The driver clambered out very slowly, and stood about in various tragic attitudes round the car. He opened an unsuspected number of doors and windows in the car, and touched things and twisted things and felt things.

“I must back as best I can to that there garrige, sir,” he said, in a heavy and husky tone they had not heard from him before.

Then he looked round on the long woods and the last houses, and seemed to gnaw his lip, like a great general who has made a great mistake. His brow seemed as black as ever, yet his voice, when he spoke again, had fallen many further degrees toward its dull and daily tone.
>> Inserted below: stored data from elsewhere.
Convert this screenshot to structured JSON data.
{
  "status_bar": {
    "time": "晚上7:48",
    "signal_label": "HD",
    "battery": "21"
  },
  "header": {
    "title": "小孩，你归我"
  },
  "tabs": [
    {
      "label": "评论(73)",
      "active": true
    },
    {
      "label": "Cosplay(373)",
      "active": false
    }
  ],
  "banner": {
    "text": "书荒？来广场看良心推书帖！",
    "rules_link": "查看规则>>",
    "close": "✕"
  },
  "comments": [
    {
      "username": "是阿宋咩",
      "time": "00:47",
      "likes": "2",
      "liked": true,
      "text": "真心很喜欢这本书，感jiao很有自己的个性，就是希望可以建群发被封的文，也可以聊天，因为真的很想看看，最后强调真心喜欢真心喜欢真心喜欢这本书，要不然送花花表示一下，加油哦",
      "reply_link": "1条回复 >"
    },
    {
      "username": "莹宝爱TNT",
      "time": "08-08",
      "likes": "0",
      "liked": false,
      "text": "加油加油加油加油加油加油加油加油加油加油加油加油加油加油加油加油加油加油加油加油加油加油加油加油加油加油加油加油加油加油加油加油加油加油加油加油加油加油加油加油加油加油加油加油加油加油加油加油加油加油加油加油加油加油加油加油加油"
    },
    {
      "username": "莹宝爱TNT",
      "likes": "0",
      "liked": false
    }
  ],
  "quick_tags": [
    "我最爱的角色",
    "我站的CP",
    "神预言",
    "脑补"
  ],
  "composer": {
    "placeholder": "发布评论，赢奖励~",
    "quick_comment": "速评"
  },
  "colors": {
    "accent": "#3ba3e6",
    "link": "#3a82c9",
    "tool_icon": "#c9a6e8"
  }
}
“Yer see, this is a bit bad,” he said. “It’ll be a beastly job even at the best plices, if I’m gettin’ back at all.”

“Getting back,” repeated Dalroy, opening the blue eyes of a bull. “Back where?”

“Well, yer see,” said the chauffeur, reasonably, “I was bloody keen to show ’im it was me drove the car and not ’im. By a bit o’ bad luck, I done damage to ’is car. Well–if you can stick in ’is car–”

Captain Patrick Dalroy sprang out of the car so rapidly that he almost reeled and slipped upon the road. The dog sprang after him, barking furiously.

“Hump,” said Patrick, quietly. “I’ve found out everything about you. I know what always bothered me about the Englishman.”

Then, after an instant’s silence, he said, “That Frenchman was right who said (I forget how he put it) that you march to Trafalgar Square to rid yourself of your temper; not to rid yourself of your tyrant. Our friend was quite ready to rebel, rushing away. To rebel sitting still was too much for him. Do you read Punch? I am sure you do. Pump and Punch must be almost the only survivors of the Victorian Age. Do you remember an old joke in an excellent picture, representing two ragged Irishmen with guns, waiting behind a stone wall to shoot a landlord? One of the Irishmen says the landlord is late, and adds, ‘I hope no accident’s happened to the poor gentleman.’ Well, it’s all perfectly true; I knew that Irishman intimately, but I want to tell you a secret about him. He was an Englishman.”